All the top emitters, led by China and the United States, have pledged to curb emissions.
Coal-dependent China, the world's biggest greenhouse gas emitter, said last month it would cut the amount of carbon dioxide produced for each yuan of national income by 40-45 percent by 2020, compared to 2005 levels.
Depending on economic growth projections, total emissions will still rise.
Residents in Beijing said they hope the meeting will bring about concrete results.
"I hope through this summit, they can raise some more substantial proposals that can be implemented. It shouldn't be like having a lot of meetings and making a lot of proposals, but in the end nothing concrete comes out of it. I think that would be a waste of time and energy," said Beijing resident Bai Xiaohui.
Some people echoed their government's stance and called for developed countries to shoulder more responsibilities.
"At the moment, if you talk about fair or unfair, what we need more is to cooperate. Of course because of their high level of economic development, if developed countries can set a good example, put more investment in curbing carbon emissions and pass on more high technology that can be used to produce equipment to reduce carbon dioxide emissions. This would be of much greater benefit to developing countries," said another Beijing resident 36-year-old Li Yujiang.
China has, in the past, insisted that developed nations, which have grown rich by burning fossil fuels, must make far deeper cuts in their own emissions by 2020 before expecting the poor to sign up for curbing emissions.
In the Chinese capital, officials lavished 120 billion yuan ($17.6 billion) last year ahead of the Summer Olympic Games on cleaning up the city.
They bragged about over 130 "blue-sky" days in the first half of this year, the highest level in a decade.
However, residents said air pollution could still be bad.
"In the long term, (the Copenhagen Summit) may have a positive effect. But in the short term, there won't be a great change. I think this air pollution wasn't made in one day. If you want to remedy it, I don't think you can do it within a short term. Perhaps you need a long time," said another citizen Mr. He.
Most Chinese air pollution standards are outside World Health Organisation guidelines. Moreover, experts say that the pollution index the Chinese government uses to tell citizens whether the air is safe -- a "blue sky" day -- is seriously flawed.

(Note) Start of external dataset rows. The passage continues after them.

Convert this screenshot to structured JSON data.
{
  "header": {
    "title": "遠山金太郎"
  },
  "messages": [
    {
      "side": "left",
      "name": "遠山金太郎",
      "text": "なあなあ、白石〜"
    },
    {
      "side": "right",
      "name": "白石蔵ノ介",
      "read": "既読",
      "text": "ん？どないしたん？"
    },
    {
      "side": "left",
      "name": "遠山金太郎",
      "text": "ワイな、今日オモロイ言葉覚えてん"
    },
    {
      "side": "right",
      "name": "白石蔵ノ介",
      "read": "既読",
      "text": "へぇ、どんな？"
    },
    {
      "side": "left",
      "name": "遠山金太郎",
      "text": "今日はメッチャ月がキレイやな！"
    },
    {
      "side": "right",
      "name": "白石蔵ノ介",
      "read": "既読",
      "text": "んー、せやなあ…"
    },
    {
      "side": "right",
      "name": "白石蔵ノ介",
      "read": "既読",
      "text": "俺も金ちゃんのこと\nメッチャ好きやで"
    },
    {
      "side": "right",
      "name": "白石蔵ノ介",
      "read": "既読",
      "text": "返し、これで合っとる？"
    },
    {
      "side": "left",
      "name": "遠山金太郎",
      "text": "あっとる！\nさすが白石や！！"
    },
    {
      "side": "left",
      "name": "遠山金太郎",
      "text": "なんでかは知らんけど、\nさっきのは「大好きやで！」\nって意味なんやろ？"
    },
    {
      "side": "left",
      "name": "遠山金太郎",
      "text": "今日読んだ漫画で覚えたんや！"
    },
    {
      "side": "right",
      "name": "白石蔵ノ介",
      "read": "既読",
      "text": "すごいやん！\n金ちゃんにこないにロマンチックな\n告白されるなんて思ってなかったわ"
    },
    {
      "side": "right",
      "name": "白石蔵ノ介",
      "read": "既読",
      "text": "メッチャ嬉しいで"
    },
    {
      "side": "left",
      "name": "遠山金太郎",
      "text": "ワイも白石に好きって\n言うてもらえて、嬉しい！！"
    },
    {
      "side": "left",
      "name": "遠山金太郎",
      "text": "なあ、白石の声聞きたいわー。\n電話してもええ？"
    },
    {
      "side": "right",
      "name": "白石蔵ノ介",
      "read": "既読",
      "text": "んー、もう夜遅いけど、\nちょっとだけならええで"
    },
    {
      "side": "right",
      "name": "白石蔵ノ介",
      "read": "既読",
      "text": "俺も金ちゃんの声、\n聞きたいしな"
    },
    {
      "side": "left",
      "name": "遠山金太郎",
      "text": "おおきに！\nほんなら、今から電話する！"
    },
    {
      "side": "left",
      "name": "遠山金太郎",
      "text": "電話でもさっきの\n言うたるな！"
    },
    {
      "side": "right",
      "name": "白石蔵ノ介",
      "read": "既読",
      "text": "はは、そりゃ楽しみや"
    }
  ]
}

It only uses average measurements across the capital, so some spots could have dangerous levels even when overall readings say it is safe to venture out. And some hazardous pollutants are not included in the index, experts say.
For decades, there were few fetters on the waste that factories, plants and power stations in China pumped into the air and the water.
As a result, parts of the country are now blighted by pollution, a problem which is becoming increasingly widespread following the rapid growth that has made China the world's third-largest economy.
Monk Qing Fuming has spent years living in a Lama temple in Lasenmiao, a small town in northern China's Inner Mongolia Autonomous Region.
Chimneys at a power plant down the valley from the temple churn out smoke into the already smoggy sky every day.
"It's polluted here. Behind you have chemical factories and limestone factories and in the front we have the power plant, cement factories, etc. That causes most of the pollution," said Qing.
The never-ceasing stream of pollution from nearby industries is beginning to bear serious effects.
Many people in Lasenmiao have respiratory diseases, and more and more locals are affected by cancer, the monk said.
As delegates meet in Copenhagen to try to work out a new global deal to replace provisions for the Kyoto Protocol expiring in 2012, millions of people all over the world are waiting eagerly for any positive results.